Sunday 3 June 2012

Shocks & Surprises, Week Ending June 2nd


So much for 'normality'! This week delivered enough shocks to torpedoed the notion that the underlying strength of the US economy would prevail in the second half of the year after enduring a short-term 'soft patch' enabling industry to adjust to an anomalous uptick in savings surpluses during the first quarter (detailed here and here).

Data from both Europe and the US force a change in that complacent view. First, early in the week, the Eurozone's monetary aggregates confirmed that the money-go-round initiated by the ECB's LTRO operations (detailed here), had run out of steam.

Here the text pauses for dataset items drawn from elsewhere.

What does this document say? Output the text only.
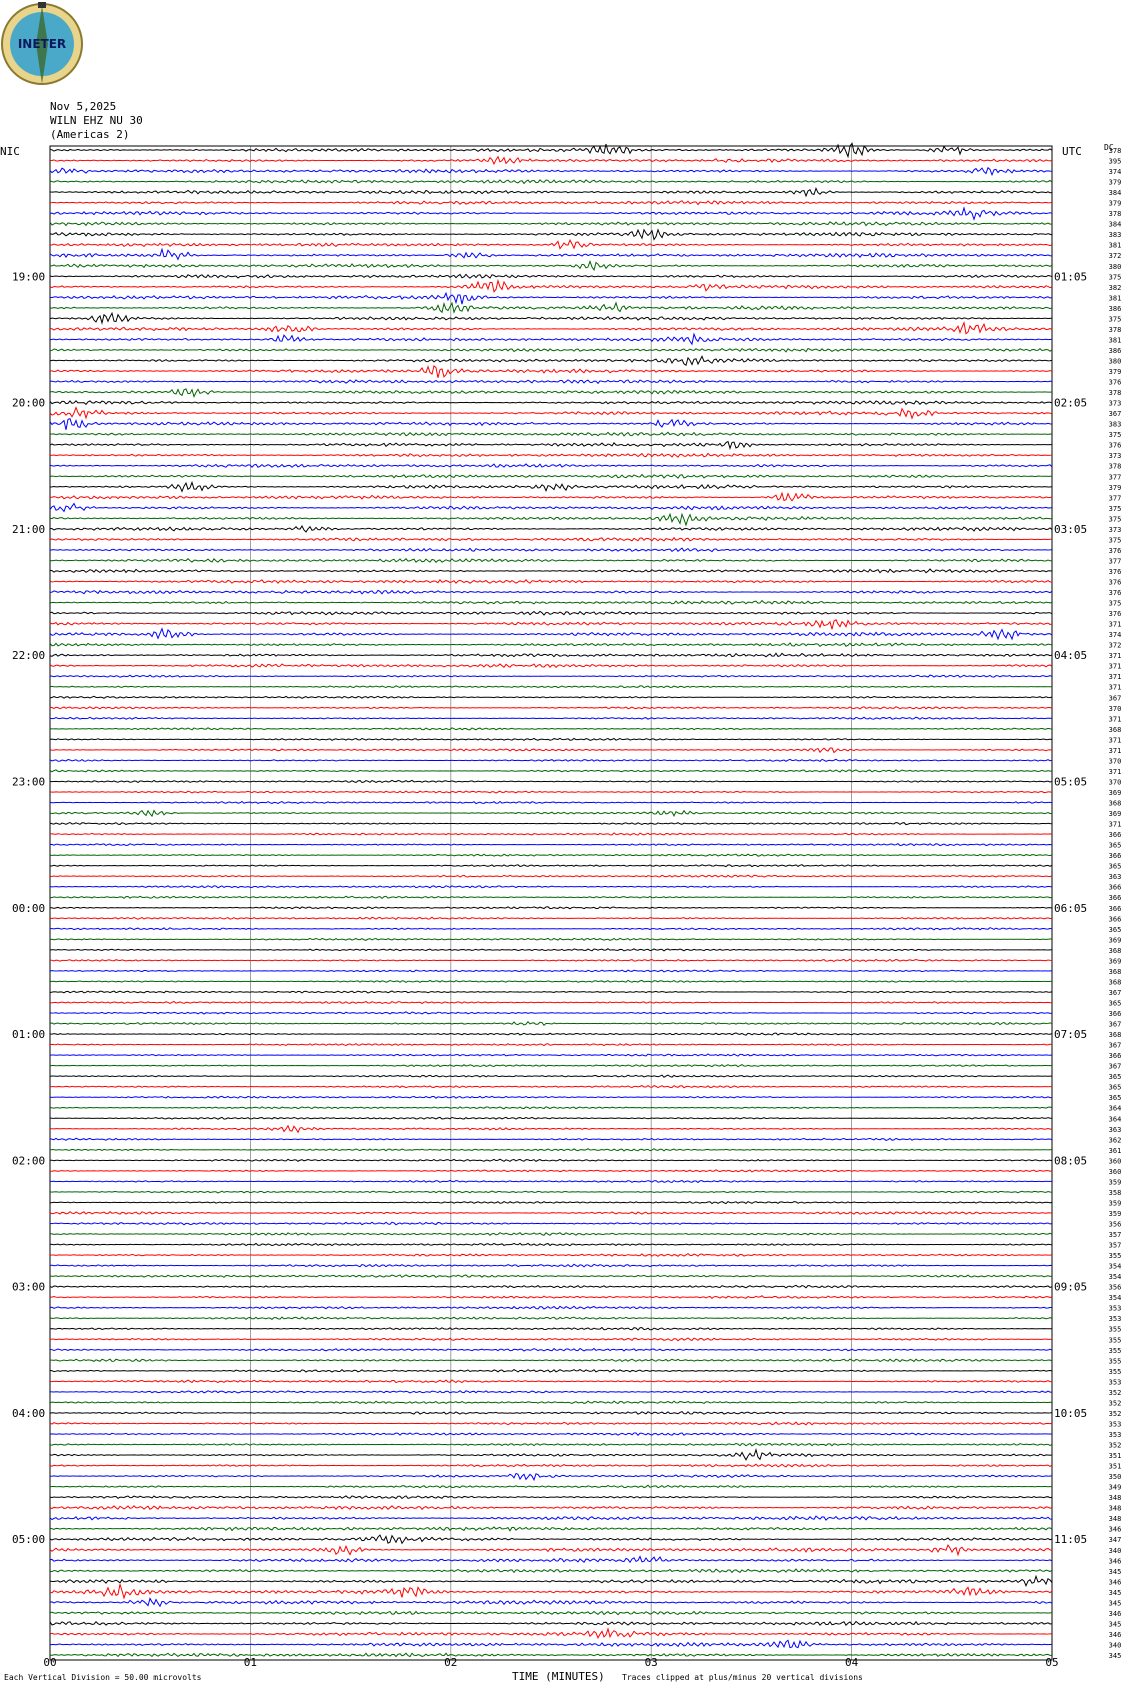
INETER
Nov 5,2025
WILN EHZ NU 30
(Americas 2)
NIC	UTC	DC
00	01	02	03	04	05
378
395
374
379
384
379
378
384
383
381
372
380
375
382
381
386
375
378
381
386
380
379
376
378
373
367
383
375
376
373
378
377
379
377
375
375
373
375
376
377
376
376
376
375
376
371
374
372
371
371
371
371
367
370
371
368
371
371
370
371
370
369
368
369
371
366
365
366
365
363
366
366
366
366
365
369
368
369
368
368
367
365
366
367
368
367
366
367
365
365
365
364
364
363
362
361
360
360
359
358
359
359
356
357
357
355
354
354
356
354
353
353
355
355
355
355
355
353
352
352
352
353
353
352
351
351
350
349
348
348
348
346
347
340
346
345
346
345
345
346
345
346
340
345
19:00	01:05
20:00	02:05
21:00	03:05
22:00	04:05
23:00	05:05
00:00	06:05
01:00	07:05
02:00	08:05
03:00	09:05
04:00	10:05
05:00	11:05
Each Vertical Division = 50.00 microvolts	TIME (MINUTES) Traces clipped at plus/minus 20 vertical divisions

M3 growth slowed to 2.5% in April from 3.2% in March , and although credit to governments expanded 7.7% in April, credit to the private sector was flat yoy.

The Eurozone's financial institutions have no capital to buy or create risk assets, so credit to the private sector has dried up even as holdings of government securities rise. More, the deterioration in economic and industrial sentiment tracked by the EU's indicators confirms what we'd already been told by the ECB's quarterly banking conditions surveys – there's no appetite for new debt anyway. Service sector sentiment readings in May hit the lowest since October 09; general economic sentiment was the worst since Dec 09, and industrial sentiment the worst since Feb 2010.

And the Eurozone's corporate sector isn't generating much cashflow anyway: corporate deposits fell 0.8% yoy in April, and deposits by non-monetary financial institutions (mainly insurance and pension companies) fell 1% yoy.

It is hoped that Southern Europe can generate positive cashflows despite carrying a severely mispriced currency, and despite quite serious fiscal tightening. It would be nice to think there was even the faintest sign that Europe's policymakers understood how one can disaggregate the sources of profits. If so, they would know that of the three principal motors of profits generation:
  1. exports minus imports;
  2. government spending minus taxes; and
  3. consumption spending minus wages);
the determination to stay in the Euro scuppers I) and fiscal austerity measures scupper ii). The de facto collapse of Southern Europe's banking systems mean that the private sector must necessarily generate positive cashflow, so the entire burden falls on iii – somehow cutting wages even faster than consumption.

This can't be done. So whilst current policies, institutions, preconceptions and political personnel cling on in the Eurozone, the Southern half of the Continent is condemned to a genuine Depression, the political consequences of which are unknowable. History will not be kind to this generation of policymakers.   

The three major shocks came in areas central to the health of the domestic economy:
  1. Labour Markets, where the rise in May's non-farm payrolls came in at 69k only, against a consensus expectation of 150k with a 1 SD range of 129 to 173k. This poor news was accompanied by an unexpectedly trimming of the average workweek from 34.5 hours to 34.4 hours, and a rise in weekly initial unemployment claims back to mid-April levels.
  2. Real Estate markets, where pending home sales fell 5.5% mom in April, led by falls in the West and South. This weakness found an echo in the labour market data, which showed construction sector employment fell by 13k mom.
  3. Consumer confidence, which retreated unexpectedly to the lowest levels since January, with sharp downgrades on both the current and likely future economic situation.

Meanwhile, China's policymakers appear still to be underestimating the extent to which cashflows are cramped – perhaps not fully understanding that when a decade or more of excessive investment has left you with a capital stock growing at around 18%, when industrial production growth slows to 9.3% (as it did in April), with exports growing only 4.9% (as they did in April) asset turns must necessarily be collapsing, taking profits and cashflows with them. This last week brought shocks from China's official manufacturing PMI and HSBC's revision of its manufacturing PMI. The message of the two isn't absolutely identical (the official version has manufacturing stagnating, whilst HSBC's has it contracting), but the message is clear: output is slowing, but new orders are contracting faster, leading to a building up of inventories of finished goods and a contraction of order backlogs. Chinese companies are therefore slowing purchases of inputs, and (probably) firing staff, whilst deflationary forces intensify.